Аскетический бог Грома, вдохновитель протестантской революции, вновь уступает первенство небесному Гераклу, первому покровителю английской монархии. Все популярные праздники христианского календаря связаны с Сыном или Матерью, но с Отцом, хотя молитвы о дожде, победе и здоровье короля или президента по-прежнему формально обращены к нему. Лишь засвидетельствованная в Евангелии полнейшая преданность Христа Отцу не позволила ему уйти "путем всякой плоти" (путем его предшественников Сатурна, Дагды и Кая [6]) и закончить главным поваром и шутом на карнавале в честь праздника зимнего солнцестояния. Если народная религия будет развиваться в традиционном русле, с Отцом в Англии будет покончено. Зловещее предзнаменование тому - превращение святого Николая, покровителя моряков и детей (чей день празднуют 6 декабря), в белобородого Санта-Клауса, шутовского покровителя рождественских праздников. Ранним утром на Рождество, облачившись в старую красную шубу, Санта-Клаус набивает детские чулки орехами, изюмом, печеньем и апельсинами; пока вся семья славит в церкви новорожденного царя, он следит на кухне за индейкой, ростбифом, пудингом с черносливом и повидлом и за сладкими пирожками; и наконец, когда на рождественской елке гаснут свечи, уходит со старческими вздохами и пустым мешком в снегопад или под дождь.

Современная культура - культура горожан, и самые простые упоминания о явлениях Природы в традиционной поэзии, которая создавалась сельскими жителями для селян, становятся теперь непонятными. Разве что один современный английский поэт из пятидесяти опознает деревья из алфавита Бет-Луис-Нион, отличит косулю от лани, аконит - от куколя, вертишейку - от дятла. Лук и копье - устаревшее оружие, корабли перестали быть игрушкой ветра и волн; привидений и домовых боятся разве что дети и кое-кто из стариков-крестьян, журавли более не "составляют буквы в полете": последнего английского журавля застрелили в Англси в 1908 году.

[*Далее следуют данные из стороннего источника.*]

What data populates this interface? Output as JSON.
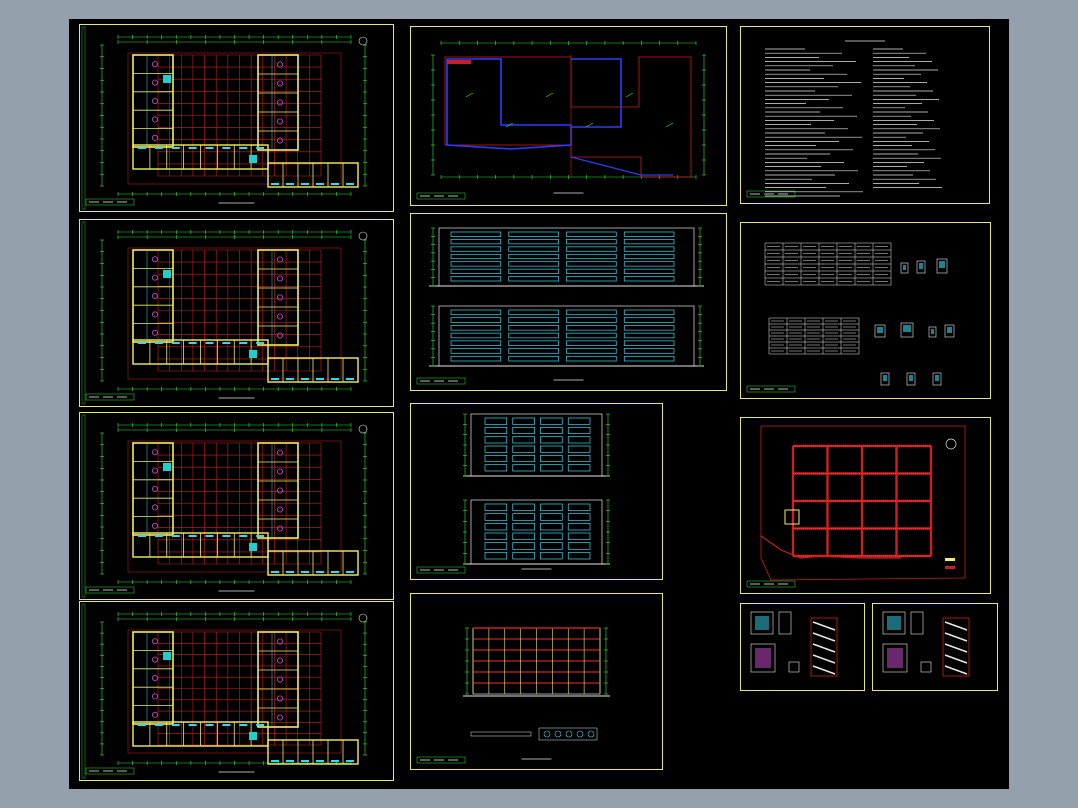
{
  "viewer": {
    "background_color": "#95a0ad",
    "canvas_color": "#000000",
    "frame_color": "#e8e86a"
  },
  "sheets": [
    {
      "id": "plan-1",
      "kind": "floor-plan"
    },
    {
      "id": "plan-2",
      "kind": "floor-plan"
    },
    {
      "id": "plan-3",
      "kind": "floor-plan"
    },
    {
      "id": "plan-4",
      "kind": "floor-plan"
    },
    {
      "id": "roof-plan",
      "kind": "roof-plan"
    },
    {
      "id": "elevations-1",
      "kind": "elevations"
    },
    {
      "id": "elevations-2",
      "kind": "elevations"
    },
    {
      "id": "section",
      "kind": "section"
    },
    {
      "id": "notes",
      "kind": "notes"
    },
    {
      "id": "schedule",
      "kind": "schedule"
    },
    {
      "id": "site-plan",
      "kind": "site-plan"
    },
    {
      "id": "stair-detail-1",
      "kind": "detail"
    },
    {
      "id": "stair-detail-2",
      "kind": "detail"
    }
  ],
  "colors": {
    "grid": "#cc1f1f",
    "walls": "#f2ef5a",
    "dims": "#33e63a",
    "windows": "#35d8f0",
    "fixtures": "#d14dd8",
    "outline": "#2a3dff",
    "white": "#e6e6e6"
  }
}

Иссякают и мифы. Когда формировался английский язык, все образованные люди мыслили в рамках христианского мифического цикла иудео-греческого происхождения с многочисленными языческими вставками, замаскированными под жития святых. Протестантская революция изгнала почти всех святых, а начавшийся со споров о теории Дарвина рост рационализма настолько ослабил церковь, что библейские мифы перестали служить надежной основой для поэзии: многие ли способны сегодня опознать цитаты из проповеди середины XIX века? Более того, теряют свою действенность греческие и римские мифы, которые для поэтов (по крайней мере с профессиональной точки зрения) были не менее важны, чем христианские. Только строгое классическое образование способно запечатлеть их в душе ребенка с такой силой, чтобы они вызвали эмоциональный отклик, но ни в Англии, ни в США классицизм давно уже не господствует в школьных программах. Нет даже официального списка из двухсот-трехсот книг, которые обязан внимательно прочитать любой образованный человек, а неофициальный список включает в себя немало знаменитых книг, которые почти не читают, например, "Видение Петра-Пахаря" Ленгленда, "Утопию" сэра Томаса Мора и "Эвфуэса" Лили.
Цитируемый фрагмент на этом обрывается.